Nella seconda guerra mondiale Abram vive l'esperienza del Caucaso, nell'inverno 1942-43, a 3600 metri con il battaglione Cacciatori delle Alpi. Con la fine della guerra in Cecoslovacchia viene trasferito come prigioniero negli Urali, dai quali rimpatria nel 1948.
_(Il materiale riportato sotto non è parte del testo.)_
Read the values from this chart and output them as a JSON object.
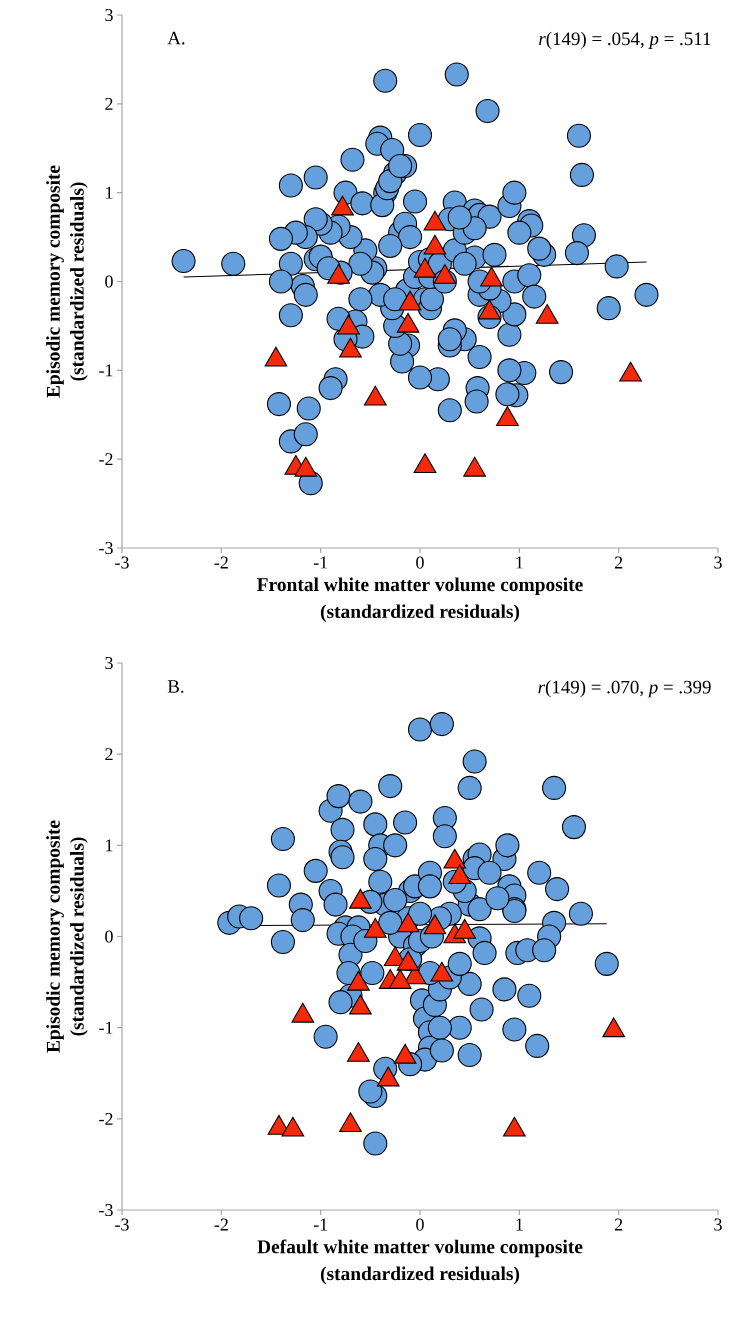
{
  "chart_data": [
    {
      "type": "scatter",
      "xlabel": "Frontal white matter volume composite (standardized residuals)",
      "ylabel": "Episodic memory composite (standardized residuals)",
      "xlim": [
        -3,
        3
      ],
      "ylim": [
        -3,
        3
      ],
      "xticks": [
        -3,
        -2,
        -1,
        0,
        1,
        2,
        3
      ],
      "yticks": [
        -3,
        -2,
        -1,
        0,
        1,
        2,
        3
      ],
      "annotations": [
        "A.",
        "*r*(149) = .054, *p* = .511"
      ],
      "series": [
        {
          "type": "scatter",
          "marker": "circle",
          "color": "#659fdc",
          "x": [
            -2.38,
            -1.88,
            -0.35,
            0.37,
            0.68,
            0.0,
            -0.4,
            -0.43,
            -0.68,
            -0.28,
            -0.25,
            -1.3,
            -1.05,
            -0.75,
            -0.58,
            -0.35,
            -0.38,
            -0.33,
            -0.3,
            -0.15,
            -0.2,
            -0.05,
            0.35,
            0.3,
            0.55,
            0.6,
            0.7,
            0.9,
            0.95,
            1.1,
            1.12,
            1.0,
            1.25,
            1.2,
            1.6,
            1.63,
            1.65,
            1.58,
            1.98,
            2.28,
            1.9,
            1.42,
            1.05,
            0.97,
            0.9,
            0.88,
            0.9,
            0.95,
            0.95,
            1.1,
            1.15,
            0.8,
            0.7,
            0.6,
            0.55,
            0.6,
            0.58,
            0.57,
            0.3,
            0.18,
            0.45,
            0.35,
            0.3,
            0.3,
            0.0,
            -0.12,
            -0.18,
            -0.2,
            -0.25,
            -0.28,
            -0.13,
            0.05,
            0.1,
            0.12,
            -0.05,
            0.0,
            0.1,
            0.1,
            0.2,
            0.35,
            0.45,
            0.55,
            0.75,
            0.7,
            -0.2,
            -0.15,
            -0.1,
            -0.3,
            -0.45,
            -0.48,
            -0.55,
            -0.6,
            -0.4,
            -0.6,
            -0.65,
            -0.58,
            -0.75,
            -0.82,
            -0.85,
            -0.9,
            -0.8,
            -0.7,
            -0.82,
            -0.9,
            -1.0,
            -1.05,
            -1.15,
            -1.25,
            -1.4,
            -1.3,
            -1.18,
            -1.15,
            -1.4,
            -1.05,
            -1.3,
            -1.42,
            -1.3,
            -1.15,
            -1.12,
            -1.1,
            -1.0,
            -0.92,
            -0.25,
            0.25,
            0.45,
            0.4,
            0.6
          ],
          "values": [
            0.23,
            0.2,
            2.26,
            2.33,
            1.92,
            1.65,
            1.62,
            1.55,
            1.37,
            1.48,
            1.22,
            1.08,
            1.17,
            1.0,
            0.88,
            1.0,
            0.86,
            1.05,
            1.13,
            1.3,
            1.3,
            0.9,
            0.89,
            0.7,
            0.8,
            0.75,
            0.73,
            0.85,
            1.0,
            0.68,
            0.63,
            0.55,
            0.3,
            0.37,
            1.64,
            1.2,
            0.52,
            0.32,
            0.17,
            -0.15,
            -0.3,
            -1.02,
            -1.03,
            -1.28,
            -1.0,
            -1.27,
            -0.6,
            -0.37,
            0.0,
            0.07,
            -0.17,
            -0.22,
            -0.4,
            -0.15,
            0.27,
            -0.85,
            -1.2,
            -1.35,
            -1.45,
            -1.1,
            -0.65,
            -0.55,
            -0.72,
            -0.65,
            -1.08,
            -0.72,
            -0.9,
            -0.7,
            -0.5,
            -0.3,
            -0.1,
            -0.2,
            -0.3,
            -0.2,
            0.05,
            0.22,
            0.25,
            0.05,
            0.2,
            0.35,
            0.55,
            0.6,
            0.3,
            -0.08,
            0.55,
            0.65,
            0.5,
            0.4,
            0.15,
            0.1,
            0.35,
            0.2,
            -0.15,
            -0.2,
            -0.45,
            -0.62,
            -0.65,
            -0.42,
            -1.1,
            -1.2,
            0.1,
            0.5,
            0.62,
            0.55,
            0.65,
            0.7,
            0.5,
            0.55,
            0.48,
            0.2,
            -0.05,
            -0.15,
            0.0,
            0.25,
            -0.38,
            -1.38,
            -1.8,
            -1.72,
            -1.43,
            -2.27,
            0.28,
            0.15,
            -0.2,
            0.0,
            0.2,
            0.72,
            0.0
          ]
        },
        {
          "type": "scatter",
          "marker": "triangle",
          "color": "#f52a0a",
          "x": [
            -0.78,
            -0.82,
            -0.72,
            -0.7,
            -1.45,
            -0.45,
            -1.25,
            -1.15,
            0.05,
            0.55,
            0.88,
            1.28,
            2.12,
            0.7,
            0.72,
            0.25,
            0.05,
            0.15,
            0.15,
            -0.1,
            -0.12
          ],
          "values": [
            0.82,
            0.05,
            -0.52,
            -0.78,
            -0.88,
            -1.32,
            -2.1,
            -2.12,
            -2.08,
            -2.12,
            -1.55,
            -0.4,
            -1.05,
            -0.35,
            0.02,
            0.05,
            0.12,
            0.38,
            0.65,
            -0.25,
            -0.5
          ]
        },
        {
          "type": "line",
          "marker": "none",
          "color": "#000000",
          "x": [
            -2.38,
            2.28
          ],
          "values": [
            0.05,
            0.22
          ]
        }
      ]
    },
    {
      "type": "scatter",
      "xlabel": "Default white matter volume composite (standardized residuals)",
      "ylabel": "Episodic memory composite (standardized residuals)",
      "xlim": [
        -3,
        3
      ],
      "ylim": [
        -3,
        3
      ],
      "xticks": [
        -3,
        -2,
        -1,
        0,
        1,
        2,
        3
      ],
      "yticks": [
        -3,
        -2,
        -1,
        0,
        1,
        2,
        3
      ],
      "annotations": [
        "B.",
        "*r*(149) = .070, *p* = .399"
      ],
      "series": [
        {
          "type": "scatter",
          "marker": "circle",
          "color": "#659fdc",
          "x": [
            -1.92,
            -1.82,
            -1.7,
            -1.38,
            -1.42,
            -1.38,
            -1.05,
            -1.2,
            -1.18,
            -0.9,
            -0.82,
            -0.78,
            -0.8,
            -0.78,
            -0.9,
            -0.85,
            -0.75,
            -0.82,
            -0.6,
            -0.45,
            -0.4,
            -0.45,
            -0.4,
            -0.35,
            -0.5,
            -0.62,
            -0.68,
            -0.7,
            -0.55,
            -0.7,
            -0.8,
            -0.95,
            -0.72,
            -0.48,
            -0.3,
            -0.25,
            -0.15,
            -0.1,
            -0.12,
            -0.2,
            -0.05,
            -0.1,
            0.0,
            0.02,
            0.05,
            0.1,
            0.1,
            0.05,
            -0.1,
            -0.35,
            -0.45,
            -0.5,
            -0.45,
            0.0,
            0.22,
            0.55,
            0.5,
            0.25,
            0.25,
            0.55,
            0.6,
            0.55,
            0.85,
            0.88,
            0.9,
            0.95,
            0.95,
            1.2,
            1.35,
            1.55,
            1.38,
            1.35,
            1.3,
            1.62,
            1.88,
            0.95,
            0.98,
            1.08,
            1.25,
            1.1,
            1.18,
            0.95,
            0.85,
            0.62,
            0.5,
            0.4,
            0.5,
            0.2,
            0.15,
            0.2,
            0.1,
            0.3,
            0.4,
            0.6,
            0.65,
            0.5,
            0.45,
            0.3,
            0.2,
            0.12,
            0.0,
            -0.05,
            0.1,
            0.1,
            -0.25,
            -0.3,
            0.22,
            0.6,
            0.35,
            0.7,
            0.78
          ],
          "values": [
            0.15,
            0.22,
            0.2,
            1.07,
            0.56,
            -0.06,
            0.72,
            0.35,
            0.18,
            1.38,
            1.54,
            1.17,
            0.93,
            0.87,
            0.5,
            0.35,
            0.1,
            0.03,
            1.48,
            1.23,
            1.0,
            0.85,
            0.6,
            0.35,
            0.38,
            0.1,
            0.0,
            -0.2,
            -0.05,
            -0.65,
            -0.72,
            -1.1,
            -0.4,
            -0.4,
            1.65,
            1.0,
            1.25,
            0.5,
            0.2,
            0.0,
            -0.1,
            -0.25,
            -0.05,
            -0.7,
            -0.9,
            -1.05,
            -1.22,
            -1.35,
            -1.4,
            -1.45,
            -1.75,
            -1.7,
            -2.27,
            2.27,
            2.33,
            1.92,
            1.63,
            1.3,
            1.1,
            0.85,
            0.9,
            0.75,
            0.85,
            1.0,
            0.55,
            0.45,
            0.3,
            0.7,
            1.63,
            1.2,
            0.52,
            0.15,
            0.0,
            0.25,
            -0.3,
            0.28,
            -0.18,
            -0.15,
            -0.15,
            -0.65,
            -1.2,
            -1.02,
            -0.58,
            -0.8,
            -0.52,
            -1.0,
            -1.3,
            -1.0,
            -0.75,
            -0.58,
            -0.4,
            -0.45,
            -0.3,
            -0.02,
            -0.18,
            0.35,
            0.5,
            0.25,
            0.2,
            0.0,
            0.25,
            0.55,
            0.7,
            0.55,
            0.4,
            0.15,
            -1.25,
            0.3,
            0.6,
            0.7,
            0.42
          ]
        },
        {
          "type": "scatter",
          "marker": "triangle",
          "color": "#f52a0a",
          "x": [
            -1.42,
            -1.28,
            -0.7,
            0.95,
            1.95,
            -1.18,
            -0.6,
            -0.62,
            -0.62,
            -0.32,
            -0.15,
            -0.3,
            -0.25,
            -0.05,
            -0.12,
            0.22,
            0.35,
            0.45,
            0.35,
            0.4,
            0.15,
            -0.45,
            -0.6,
            -0.12,
            -0.2
          ],
          "values": [
            -2.1,
            -2.12,
            -2.07,
            -2.12,
            -1.03,
            -0.87,
            -0.78,
            -0.52,
            -1.3,
            -1.57,
            -1.32,
            -0.5,
            -0.25,
            -0.45,
            -0.3,
            -0.42,
            0.0,
            0.05,
            0.82,
            0.65,
            0.1,
            0.06,
            0.38,
            0.12,
            -0.5
          ]
        },
        {
          "type": "line",
          "marker": "none",
          "color": "#000000",
          "x": [
            -1.92,
            1.88
          ],
          "values": [
            0.12,
            0.14
          ]
        }
      ]
    }
  ]
}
Lavora a Milano per un certo periodo presso l'Ortofrigoriferi e nel 1954 parte per la spedizione al K2. Un'impresa alpinistica, ma soprattutto umana, preludio a nuovi viaggi e avvio alla sua seconda grande passione: il volo. Istruttore di volo in montagna presso la scuola dell’Aereo Club a Trento, l'elicottero diviene poi la sua seconda professione.
L'attività sulle ali lo porta nei cieli d'Algeria dove, tra l'altro, presta la sua opera d'intervento nel terremoto di El Asnam (Algeria occidentale). Anche nel Trentino Alto Adige, ha svolto voli di salvataggio fra i più importanti.